Io tirai fuori un temperino, e l'uomo me lo strappò di mano, attaccò furiosamente ad arrotare; e mi guardava, nero in faccia come per fumo.

Gli domandai: «Non avete molto da arrotare, in questo paese?»

«Non molto di degno» l'arrotino rispose. E sempre mi guardava, mentre le sue dita ballavano, con la piccola lama tra esse, nel turbinio della ruota; ed era ridente, era giovane, era un simpatico tipo di magro sotto il vecchio copricapo da spaventapasseri.

«Non molto di degno» disse. «Non molto che valga la pena. Non molto che faccia piacere.»

«Arroterete bene dei coltelli. Arroterete bene delle forbici» dissi io.

E l'arrotino: «Coltelli? Forbici? Credete che esistano ancora coltelli e forbici a questo mondo? [7] »

E io: «Avevo idea di sì. Non esistono coltelli e forbici in questo paese?»

Scintillavano come bianco di coltelli gli occhi dell'arrotino, guardandomi, e dalla sua bocca spalancata nella faccia nera la voce scaturiva un po' rauca, d'intonazione beffarda. «Né in questo paese, né in altri» egli gridò. «Io giro per parecchi paesi, e sono quindici o ventimila le anime per le quali arroto; pure non vedo mai coltelli, mai forbici.»

Dissi io: «Ma che vi dànno da arrotare se non vedete mai coltelli, mai forbici?»

E l'arrotino: «Questo lo domando sempre loro. Che mi date da arrotare? Non mi date una spada? Non mi date un cannone? E li guardo in faccia, negli occhi, vedo che quanto mi dànno non può chiamarsi nemmeno chiodo.»

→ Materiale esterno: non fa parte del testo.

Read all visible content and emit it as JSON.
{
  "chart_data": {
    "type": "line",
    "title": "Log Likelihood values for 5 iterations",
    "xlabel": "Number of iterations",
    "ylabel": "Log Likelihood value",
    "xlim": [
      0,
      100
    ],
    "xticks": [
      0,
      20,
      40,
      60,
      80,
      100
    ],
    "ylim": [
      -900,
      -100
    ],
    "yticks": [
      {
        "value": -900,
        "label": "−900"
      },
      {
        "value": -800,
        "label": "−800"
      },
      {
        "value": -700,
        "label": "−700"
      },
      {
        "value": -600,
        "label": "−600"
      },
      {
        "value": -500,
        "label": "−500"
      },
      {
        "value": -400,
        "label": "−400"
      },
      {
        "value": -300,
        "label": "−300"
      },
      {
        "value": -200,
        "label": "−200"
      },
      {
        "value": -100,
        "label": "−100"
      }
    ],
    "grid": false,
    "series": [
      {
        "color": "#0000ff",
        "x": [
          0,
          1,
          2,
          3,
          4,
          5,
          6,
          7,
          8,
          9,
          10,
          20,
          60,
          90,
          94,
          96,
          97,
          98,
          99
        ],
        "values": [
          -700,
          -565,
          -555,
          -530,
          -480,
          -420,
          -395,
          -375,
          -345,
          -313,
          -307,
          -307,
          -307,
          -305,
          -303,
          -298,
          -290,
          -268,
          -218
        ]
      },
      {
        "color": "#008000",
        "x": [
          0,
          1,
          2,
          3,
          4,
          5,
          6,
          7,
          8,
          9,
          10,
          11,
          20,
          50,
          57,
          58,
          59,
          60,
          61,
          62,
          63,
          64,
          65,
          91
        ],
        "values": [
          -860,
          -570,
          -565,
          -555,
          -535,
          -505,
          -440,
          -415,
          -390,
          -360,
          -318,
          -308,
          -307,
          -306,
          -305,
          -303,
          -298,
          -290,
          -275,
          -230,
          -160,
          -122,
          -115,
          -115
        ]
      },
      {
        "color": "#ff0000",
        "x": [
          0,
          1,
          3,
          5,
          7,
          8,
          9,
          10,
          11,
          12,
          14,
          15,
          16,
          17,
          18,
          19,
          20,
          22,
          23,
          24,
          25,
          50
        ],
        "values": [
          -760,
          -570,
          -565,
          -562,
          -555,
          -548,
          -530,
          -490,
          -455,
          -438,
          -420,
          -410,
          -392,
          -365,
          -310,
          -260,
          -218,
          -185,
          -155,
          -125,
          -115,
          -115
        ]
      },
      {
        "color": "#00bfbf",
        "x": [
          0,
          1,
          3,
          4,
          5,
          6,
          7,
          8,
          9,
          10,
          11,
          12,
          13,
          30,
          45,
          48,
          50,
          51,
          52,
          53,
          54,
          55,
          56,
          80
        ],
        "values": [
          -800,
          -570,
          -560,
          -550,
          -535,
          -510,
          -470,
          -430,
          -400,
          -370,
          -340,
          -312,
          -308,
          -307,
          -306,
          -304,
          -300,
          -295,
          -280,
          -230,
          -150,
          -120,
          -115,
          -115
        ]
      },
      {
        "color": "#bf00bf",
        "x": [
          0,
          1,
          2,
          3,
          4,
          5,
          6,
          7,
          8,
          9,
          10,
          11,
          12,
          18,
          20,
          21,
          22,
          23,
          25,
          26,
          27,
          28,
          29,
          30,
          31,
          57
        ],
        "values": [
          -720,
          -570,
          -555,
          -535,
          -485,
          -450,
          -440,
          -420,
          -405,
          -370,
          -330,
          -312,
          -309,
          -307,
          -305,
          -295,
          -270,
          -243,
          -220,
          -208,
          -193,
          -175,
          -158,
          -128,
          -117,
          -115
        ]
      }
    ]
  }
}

Tacque, ora, smettendo anche di guardarmi; e si curvò sulla ruota, accelerò sul pedale, arrotò furiosamente in concentrazione per più di un minuto. Infine disse: «Fa piacere arrotare una vera lama. Voi potete lanciarla ed è dardo, potete impugnarla ed è pugnale. Ah, se tutti avessero sempre una vera lama!»

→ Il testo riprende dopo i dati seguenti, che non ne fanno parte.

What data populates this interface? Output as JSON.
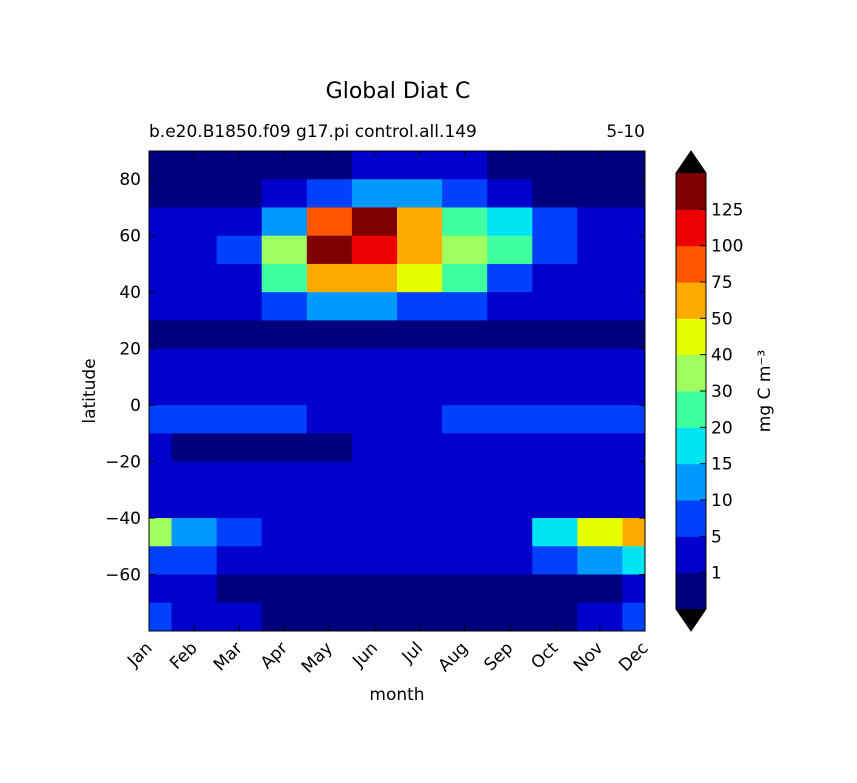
{
  "chart_data": {
    "type": "contour",
    "title": "Global Diat C",
    "subtitle": "b.e20.B1850.f09 g17.pi control.all.149",
    "subtitle_right": "5-10",
    "x_label": "month",
    "y_label": "latitude",
    "colorbar_label": "mg C m⁻³",
    "categories": [
      "Jan",
      "Feb",
      "Mar",
      "Apr",
      "May",
      "Jun",
      "Jul",
      "Aug",
      "Sep",
      "Oct",
      "Nov",
      "Dec"
    ],
    "ylim": [
      -80,
      90
    ],
    "yticks": [
      {
        "value": -60,
        "label": "−60"
      },
      {
        "value": -40,
        "label": "−40"
      },
      {
        "value": -20,
        "label": "−20"
      },
      0,
      20,
      40,
      60,
      80
    ],
    "lat": [
      85,
      75,
      65,
      55,
      45,
      35,
      25,
      15,
      5,
      -5,
      -15,
      -25,
      -35,
      -45,
      -55,
      -65,
      -75
    ],
    "z": [
      [
        0.5,
        0.5,
        0.5,
        0.5,
        0.5,
        3,
        3,
        3,
        0.5,
        0.5,
        0.5,
        0.5
      ],
      [
        0.5,
        0.5,
        0.5,
        3,
        8,
        12,
        10,
        8,
        4,
        0.5,
        0.5,
        0.5
      ],
      [
        3,
        3,
        4,
        12,
        80,
        160,
        60,
        25,
        18,
        5,
        3,
        3
      ],
      [
        3,
        3,
        5,
        30,
        130,
        110,
        55,
        35,
        25,
        5,
        3,
        3
      ],
      [
        3,
        3,
        4,
        20,
        60,
        60,
        40,
        25,
        8,
        4,
        3,
        3
      ],
      [
        3,
        3,
        3,
        8,
        12,
        12,
        8,
        6,
        4,
        3,
        3,
        3
      ],
      [
        0.5,
        0.5,
        0.5,
        0.5,
        0.5,
        0.5,
        0.5,
        0.5,
        0.5,
        0.5,
        0.5,
        0.5
      ],
      [
        3,
        3,
        3,
        3,
        3,
        3,
        3,
        3,
        3,
        3,
        3,
        3
      ],
      [
        3,
        3,
        3,
        3,
        3,
        3,
        3,
        3,
        3,
        3,
        3,
        3
      ],
      [
        6,
        6,
        5,
        5,
        4,
        4,
        4,
        5,
        6,
        6,
        6,
        6
      ],
      [
        3,
        0.5,
        0.5,
        0.5,
        0.5,
        3,
        3,
        3,
        3,
        3,
        3,
        3
      ],
      [
        3,
        3,
        3,
        3,
        3,
        3,
        3,
        3,
        3,
        3,
        3,
        3
      ],
      [
        3,
        3,
        3,
        3,
        3,
        3,
        3,
        3,
        3,
        3,
        3,
        3
      ],
      [
        35,
        12,
        8,
        3,
        3,
        3,
        3,
        3,
        3,
        15,
        45,
        55
      ],
      [
        6,
        5,
        3,
        3,
        3,
        3,
        3,
        3,
        3,
        8,
        12,
        15
      ],
      [
        3,
        3,
        0.5,
        0.5,
        0.5,
        0.5,
        0.5,
        0.5,
        0.5,
        0.5,
        0.5,
        3
      ],
      [
        5,
        3,
        3,
        0.5,
        0.5,
        0.5,
        0.5,
        0.5,
        0.5,
        0.5,
        3,
        5
      ]
    ],
    "levels": [
      1,
      5,
      10,
      15,
      20,
      30,
      40,
      50,
      75,
      100,
      125
    ],
    "colors": [
      "#00007f",
      "#0000cd",
      "#0040ff",
      "#0099ff",
      "#00e5f0",
      "#40ff9f",
      "#9fff5f",
      "#e6ff00",
      "#ffaa00",
      "#ff5500",
      "#ee0000",
      "#7f0000"
    ],
    "extend_color": "#000000"
  }
}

Chiesi io: «Perché? Pensate succederebbe qualcosa?»

«Oh, io avrei piacere ad arrotare sempre una vera lama! [8] » l'arrotino rispose.

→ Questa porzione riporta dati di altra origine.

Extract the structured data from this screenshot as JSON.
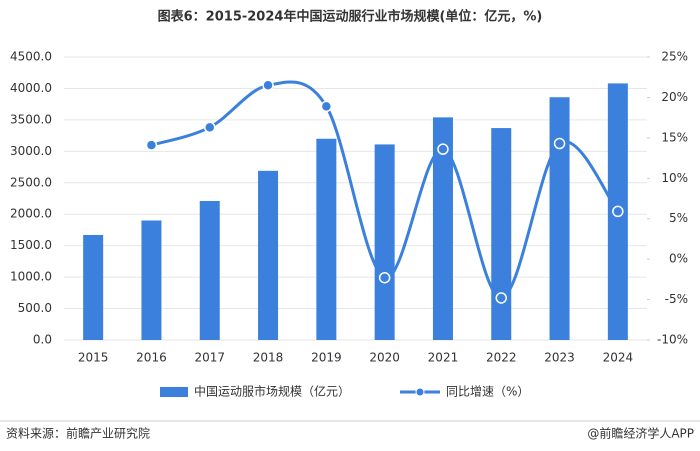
{
  "chart_data": {
    "type": "bar_line",
    "title": "图表6：2015-2024年中国运动服行业市场规模(单位：亿元，%)",
    "categories": [
      "2015",
      "2016",
      "2017",
      "2018",
      "2019",
      "2020",
      "2021",
      "2022",
      "2023",
      "2024"
    ],
    "series": [
      {
        "name": "中国运动服市场规模（亿元）",
        "type": "bar",
        "color": "#3a80dc",
        "values": [
          1670,
          1900,
          2210,
          2690,
          3200,
          3110,
          3540,
          3370,
          3860,
          4080
        ]
      },
      {
        "name": "同比增速（%）",
        "type": "line",
        "axis": "y2",
        "color": "#3a80dc",
        "values": [
          null,
          14.1,
          16.3,
          21.5,
          18.9,
          -2.3,
          13.6,
          -4.8,
          14.3,
          5.9
        ]
      }
    ],
    "ylim": [
      0,
      4500
    ],
    "yticks": [
      {
        "value": 0,
        "label": "0.0"
      },
      {
        "value": 500,
        "label": "500.0"
      },
      {
        "value": 1000,
        "label": "1000.0"
      },
      {
        "value": 1500,
        "label": "1500.0"
      },
      {
        "value": 2000,
        "label": "2000.0"
      },
      {
        "value": 2500,
        "label": "2500.0"
      },
      {
        "value": 3000,
        "label": "3000.0"
      },
      {
        "value": 3500,
        "label": "3500.0"
      },
      {
        "value": 4000,
        "label": "4000.0"
      },
      {
        "value": 4500,
        "label": "4500.0"
      }
    ],
    "y2lim": [
      -10,
      25
    ],
    "y2ticks": [
      {
        "value": -10,
        "label": "-10%"
      },
      {
        "value": -5,
        "label": "-5%"
      },
      {
        "value": 0,
        "label": "0%"
      },
      {
        "value": 5,
        "label": "5%"
      },
      {
        "value": 10,
        "label": "10%"
      },
      {
        "value": 15,
        "label": "15%"
      },
      {
        "value": 20,
        "label": "20%"
      },
      {
        "value": 25,
        "label": "25%"
      }
    ],
    "grid": true,
    "legend": "bottom",
    "source": "资料来源：前瞻产业研究院",
    "brand": "@前瞻经济学人APP"
  }
}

Tornò ad arrotare in furiosa concentrazione per qualche secondo, poi, rallentando, e sottovoce, soggiunse: «Qualche volta mi sembra basterebbe che tutti avessero denti e unghie da farsi arrotare. Li arroterei loro come denti di vipera, come unghie di leopardo...»

Mi guardò e mi strizzò l'occhio, luccicante negli occhi e nero in faccia, e disse: «Ah! Ah!»

«Ah! Ah!» dissi io, e strizzai l'occhio a lui.

E lui si chinò al mio orecchio, mi parlò nell'orecchio. E io ascoltai le parole sue al mio orecchio, ridendo, «ah! ah!», e parlai nell'orecchio a lui, e fummo due che si parlavano all'orecchio, e ridevamo, ci battevamo le mani sulle spalle.


[1] Il  sole si riflletteva in più punti contro la struttura metallica della carriola. La luce è importante come metafora della rivelazione.

[2] L’arrotino è qui paragonato ad un “selvaggio uccello”. Infatti per chiamare i clienti strilla come uno di questi e la sua voce colpisce come il becco di un uccello.

[3] Spaventapasseri.

[4] Ciglio della strada.

[5] Domanda simbolica attraverso la quale Calogero cerca di capire se Silvestro ha idee rivoluzionarie. Comincia qui la metafora che paragona “lame e coltelli” ai rivoluzionari e “l’arrotare” alla rivoluzione vera e propria.

[6] Silvestro sente dentro di sé muoversi qualcosa che, già avviatosi con la lettera del padre (cap. II), lo sta conducendo a prendere consapevolezza dei suoi “astratti furori” e delle “offese” al mondo.

[7] Calogero, l’arrotino, rappresenta l’ideologia rivoluzionaria. La vera domanda è dunque: “Vi sono ancora rivoluzionari?”.

[8] L’arrotino vorrebbe iniziare nuove persone alla rivoluzione.